We conclude that, as a matter of law, disability coverage under the Plan was not insurance within the meaning of the Insurance Code. A fortiori, there was substantial evidence to support the verdict in favor of the Department.   Accordingly, the trial court did not err by denying Sweatman's motion for JNOV.



The judgment is affirmed.   The Department shall recover costs on appeal against Sweatman.


1.   Technically, the Department first buys the house or farm;  it then enters into an installment land sale contract with the veteran.   (Mil. & Vet.Code, §§ 987.60, subd. (a), 987.69;  Fountain Valley Chateau Blanc Homeowner's Assn. v. Department of Veterans Affairs (1998) 67 Cal.App.4th 743, 756-757, 79 Cal.Rptr.2d 248.)

2.   Sweatman did not even request a reporter's transcript of the proceedings at trial;  he requested only a transcript of the hearing on his motion for JNOV. Fortunately for Sweatman, the Department, by filing a counter-designation, requested a transcript of the entire trial.

3.   The Plan did contain an express incontestability provision with respect to life coverage.   Initially, the Department rescinded the entire Plan;  eventually, however, it acknowledged that Sweatman's life coverage had become incontestable and reinstated it.   Accordingly, no issue is presented with respect to whether life coverage under the Plan is “insurance.”

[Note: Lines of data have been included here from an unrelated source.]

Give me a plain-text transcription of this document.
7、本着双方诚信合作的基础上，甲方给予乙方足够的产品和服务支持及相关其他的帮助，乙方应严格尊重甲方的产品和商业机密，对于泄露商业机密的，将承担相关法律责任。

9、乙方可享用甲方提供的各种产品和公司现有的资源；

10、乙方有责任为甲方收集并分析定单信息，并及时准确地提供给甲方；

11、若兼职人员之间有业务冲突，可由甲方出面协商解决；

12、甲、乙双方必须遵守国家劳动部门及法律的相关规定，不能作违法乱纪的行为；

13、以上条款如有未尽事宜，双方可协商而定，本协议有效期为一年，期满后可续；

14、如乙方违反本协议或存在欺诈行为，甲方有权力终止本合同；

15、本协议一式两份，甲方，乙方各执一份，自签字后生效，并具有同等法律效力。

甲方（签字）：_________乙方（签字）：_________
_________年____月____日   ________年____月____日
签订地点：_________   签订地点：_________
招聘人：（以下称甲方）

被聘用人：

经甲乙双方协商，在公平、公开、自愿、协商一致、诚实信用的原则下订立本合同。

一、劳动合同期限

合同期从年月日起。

4.   Sweatman also seeks to rely on Insurance Code sections 10113 and 10270.6, subdivision (b).Insurance Code section 10113 provides, as pertinent here:  “Every policy of life, disability, or life and disability insurance ․ shall contain and be deemed to constitute the entire contract between the parties and nothing shall be incorporated therein by reference to any ․ application or other writings, of either of the parties thereto or of any other person, unless the same are indorsed upon or attached to the policy․”A claim, however, that the insured's application contained material misrepresentations does not seek to “incorporate” the application within the meaning of this section.  (Metzinger v. Manhattan Life Ins. Co. (1969) 71 Cal.2d 423, 427, 78 Cal.Rptr. 463, 455 P.2d 391.)Insurance Code section 10270.6, subdivision (b), provides, as pertinent here:  “Every group disability master policy shall contain the following provisions:  [¶] ․ [¶] (b) A provision that the insurer will issue to the policyholder for delivery to the individuals insured under such policy, an individual certificate setting forth a statement as to the insurance protection to which he is entitled․”Even assuming, however, the Plan constituted disability insurance, it clearly did not constitute “group disability insurance” within the meaning of Insurance Code section 10270.6.  (See Ins.Code, §§ 10270.5, 10270.505, 10270.57, 10270.97.)


RAMIREZ, P.J., and McKINSTER, J., concur.